A ilustradora Joana Estrela seleccionou os dez melhores sítios para chorar em público na cidade do Porto e compilou-os num mapa original e cheio de humor. Para turistas (e locais) de lágrima fácil.

“Temos a ideia que os turistas são criaturas alegres, entusiastas e despreocupadas mas não é sempre assim. Às vezes, quando viajamos, principalmente quando viajamos sozinhos, há muita coisa a mexer por dentro." De vez em quando, a única coisa que um turista quer saber é onde pode chorar sem ninguém o incomodar. E agora há um mapa do Porto que lhe dá isso mesmo: os dez melhores sítios para ficar sozinho e deixar as lágrimas correrem.

Meio a sério, muito a brincar, Joana Estrela lançou um Map for Crying Travellers, desdobrável e impresso em risografia (7€), onde assinala no mapa diferentes locais eleitos para ficar num pranto. No verso, descreve cada um deles com uma boa dose de humor e ilustrações a azul e branco. “Escolhi sítios onde posso ir para me sentir sozinha”, conta à Fugas. Escondidos ou onde ninguém vai dar pelas lágrimas.

As casas de banho estão no topo da lista. “São os melhores locais públicos para chorar”, lê-se na descrição do Map for Crying Travellers. “São privadas, fornecem meios para assoar o nariz e lavar a cara e ainda dão uma boa desculpa para ficar longe por muito tempo.” A melhor de todas, garante Joana, é a da cave do bar Plano B, junto à Torre dos Clérigos. “Fica entre dois pisos com pistas de dança, o que torna impossível alguém ouvir.” E Joana sabe-o bem. Foi ali que teve a maior crise de choro dos seus 26 anos. “Uma mistura de desamor, de álcool e o roubo do meu casaco preferido”, recorda.
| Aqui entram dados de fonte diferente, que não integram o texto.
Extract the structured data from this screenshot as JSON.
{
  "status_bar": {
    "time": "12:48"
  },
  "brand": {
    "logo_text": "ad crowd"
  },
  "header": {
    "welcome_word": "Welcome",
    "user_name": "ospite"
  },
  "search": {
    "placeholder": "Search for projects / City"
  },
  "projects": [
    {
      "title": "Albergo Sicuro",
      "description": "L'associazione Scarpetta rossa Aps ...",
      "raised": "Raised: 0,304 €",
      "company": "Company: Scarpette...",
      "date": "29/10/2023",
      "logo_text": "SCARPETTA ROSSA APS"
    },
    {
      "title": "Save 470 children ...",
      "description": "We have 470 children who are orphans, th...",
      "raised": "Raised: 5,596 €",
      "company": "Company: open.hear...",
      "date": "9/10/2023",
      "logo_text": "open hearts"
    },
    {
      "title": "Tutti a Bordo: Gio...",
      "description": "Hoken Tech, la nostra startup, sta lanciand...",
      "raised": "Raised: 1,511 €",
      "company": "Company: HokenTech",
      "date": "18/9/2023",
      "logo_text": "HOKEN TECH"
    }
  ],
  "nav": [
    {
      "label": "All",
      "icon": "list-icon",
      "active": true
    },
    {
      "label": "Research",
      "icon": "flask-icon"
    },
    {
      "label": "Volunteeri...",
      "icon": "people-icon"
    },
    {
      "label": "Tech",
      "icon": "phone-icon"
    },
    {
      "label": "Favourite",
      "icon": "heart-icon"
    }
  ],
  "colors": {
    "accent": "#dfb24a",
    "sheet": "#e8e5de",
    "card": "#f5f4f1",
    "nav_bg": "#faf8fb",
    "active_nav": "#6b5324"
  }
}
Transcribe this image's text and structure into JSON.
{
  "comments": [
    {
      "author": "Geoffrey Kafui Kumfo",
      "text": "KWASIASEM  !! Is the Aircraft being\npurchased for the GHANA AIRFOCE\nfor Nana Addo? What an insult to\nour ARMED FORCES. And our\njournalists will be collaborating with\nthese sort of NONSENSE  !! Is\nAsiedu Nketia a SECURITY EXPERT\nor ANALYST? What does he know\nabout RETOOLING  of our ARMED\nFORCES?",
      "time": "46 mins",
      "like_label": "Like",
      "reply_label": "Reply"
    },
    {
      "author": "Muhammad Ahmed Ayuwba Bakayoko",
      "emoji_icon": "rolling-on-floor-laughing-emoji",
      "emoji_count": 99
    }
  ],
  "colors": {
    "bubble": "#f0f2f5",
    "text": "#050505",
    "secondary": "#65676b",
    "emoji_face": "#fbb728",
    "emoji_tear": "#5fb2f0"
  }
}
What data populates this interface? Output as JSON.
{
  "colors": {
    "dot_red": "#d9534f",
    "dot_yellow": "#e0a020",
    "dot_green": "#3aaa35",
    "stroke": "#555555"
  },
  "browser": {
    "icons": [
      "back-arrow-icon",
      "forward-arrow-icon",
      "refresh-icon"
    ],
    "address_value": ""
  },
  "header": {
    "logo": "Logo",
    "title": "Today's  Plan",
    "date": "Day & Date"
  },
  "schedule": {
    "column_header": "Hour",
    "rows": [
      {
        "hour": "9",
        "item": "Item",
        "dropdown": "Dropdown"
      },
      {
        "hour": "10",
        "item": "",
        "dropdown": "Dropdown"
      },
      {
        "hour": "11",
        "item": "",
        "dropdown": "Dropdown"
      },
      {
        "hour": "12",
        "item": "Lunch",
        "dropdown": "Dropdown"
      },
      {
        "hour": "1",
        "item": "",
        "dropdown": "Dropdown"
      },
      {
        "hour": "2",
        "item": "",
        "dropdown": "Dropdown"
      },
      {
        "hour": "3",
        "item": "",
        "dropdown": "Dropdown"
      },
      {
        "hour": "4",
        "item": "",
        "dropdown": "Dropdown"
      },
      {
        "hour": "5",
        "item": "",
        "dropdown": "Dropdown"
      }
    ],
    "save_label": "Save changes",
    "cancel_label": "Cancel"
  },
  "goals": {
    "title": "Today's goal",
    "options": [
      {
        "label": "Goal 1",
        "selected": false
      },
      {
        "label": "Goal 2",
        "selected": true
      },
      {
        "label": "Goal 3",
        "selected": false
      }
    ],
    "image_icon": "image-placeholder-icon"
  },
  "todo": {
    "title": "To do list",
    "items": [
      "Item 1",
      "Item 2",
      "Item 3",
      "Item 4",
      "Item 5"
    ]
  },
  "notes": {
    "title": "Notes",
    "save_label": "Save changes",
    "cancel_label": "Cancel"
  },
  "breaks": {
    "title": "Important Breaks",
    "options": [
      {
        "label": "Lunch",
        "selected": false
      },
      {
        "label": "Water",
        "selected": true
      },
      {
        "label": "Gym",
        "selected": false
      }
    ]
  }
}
No entanto, é o “paraíso dos gatos”, sexto na lista, que elege como favorito. Por sinal, o único que foge ao Porto para ficar a mirá-lo da outra margem do Douro, em Vila Nova de Gaia. Fica junto à ponte D. Luís I e “tem uma vista lindíssima”, apesar de parecer um jardim abandonado. “Alguém construiu casinhas para os gatos vadios e no Inverno cobrem-nas de plástico para a chuva não entrar. É o meu sítio preferido. Tive de pensar muito bem se o punha ou não, porque uma parte de mim queria que ninguém descobrisse que aquilo existe e fosse só meu”, conta.

Tudo começou como uma paródia aos artigos sobre “os 10 melhores tudo-e-mais-alguma-coisa da cidade”. Mas Joana, natural de Penafiel, estava a viver numa casa no Porto com “muita gente e paredes finas”. Às vezes, tinha de sair de casa só para chorar. E foi aí que começou a sentir que a lista afinal até tinha alguma utilidade. E depois lembrou-se que talvez “um turista num dormitório de um hostel se sentisse igual” de vez em quando. Daí ao mapa, impresso apenas em inglês, foi um passo.

Entre os locais escolhidos pela jovem ilustradora estão ainda a Foz (“o que podia ser mais perfeito que olhar o mar e chorar?”, questiona Joana no mapa, sugerindo “ficar junto ao velho farol para dramatismo extra”), a Casa da Mariquinhas (um restaurante com “baixa luminosidade e música triste” - fado, como não poderia deixar de ser); o Museu de Serralves (as salas com instalações artísticas em vídeo são, normalmente, “escuras, confortáveis e onde poucas pessoas entram”); a Rua da Madeira (“repugnante” mas com uma bela vista para a estação de São Bento); o Traveller's Bar (tem sempre a tocar a “lista de músicas mais dramática e romântica do mundo”); o Teatro Nacional de São João (na ausência do escurinho de um cinema no centro histórico do Porto, Joana sugere uma qualquer sala de teatro, sendo o São João “grande o suficiente para sentir que ninguém repara e a decoração dourada vai dar alguma dignidade aos seus problemas”); o Prado do Repouso (“é um cemitério, o que há mais a dizer?”); e o Palácio de Cristal (fica lotado no Verão, mas estão todos “demasiado ocupados a tirar fotos aos pavões ou a proteger a comida das gaivotas para reparar”).

Joana estudou Design de Comunicação na Facultade de Belas Artes da Universidade do Porto. Em 2014, publicou a banda desenhada Propaganda, um diário gráfico sobre a experiência que viveu como voluntária da Liga Gay Lituana e em Junho deste ano lançou o livro de infância Mana, editado pela Planeta Tangeria, que lhe valeu o Prémio Internacional de Serpa para Álbum Ilustrado.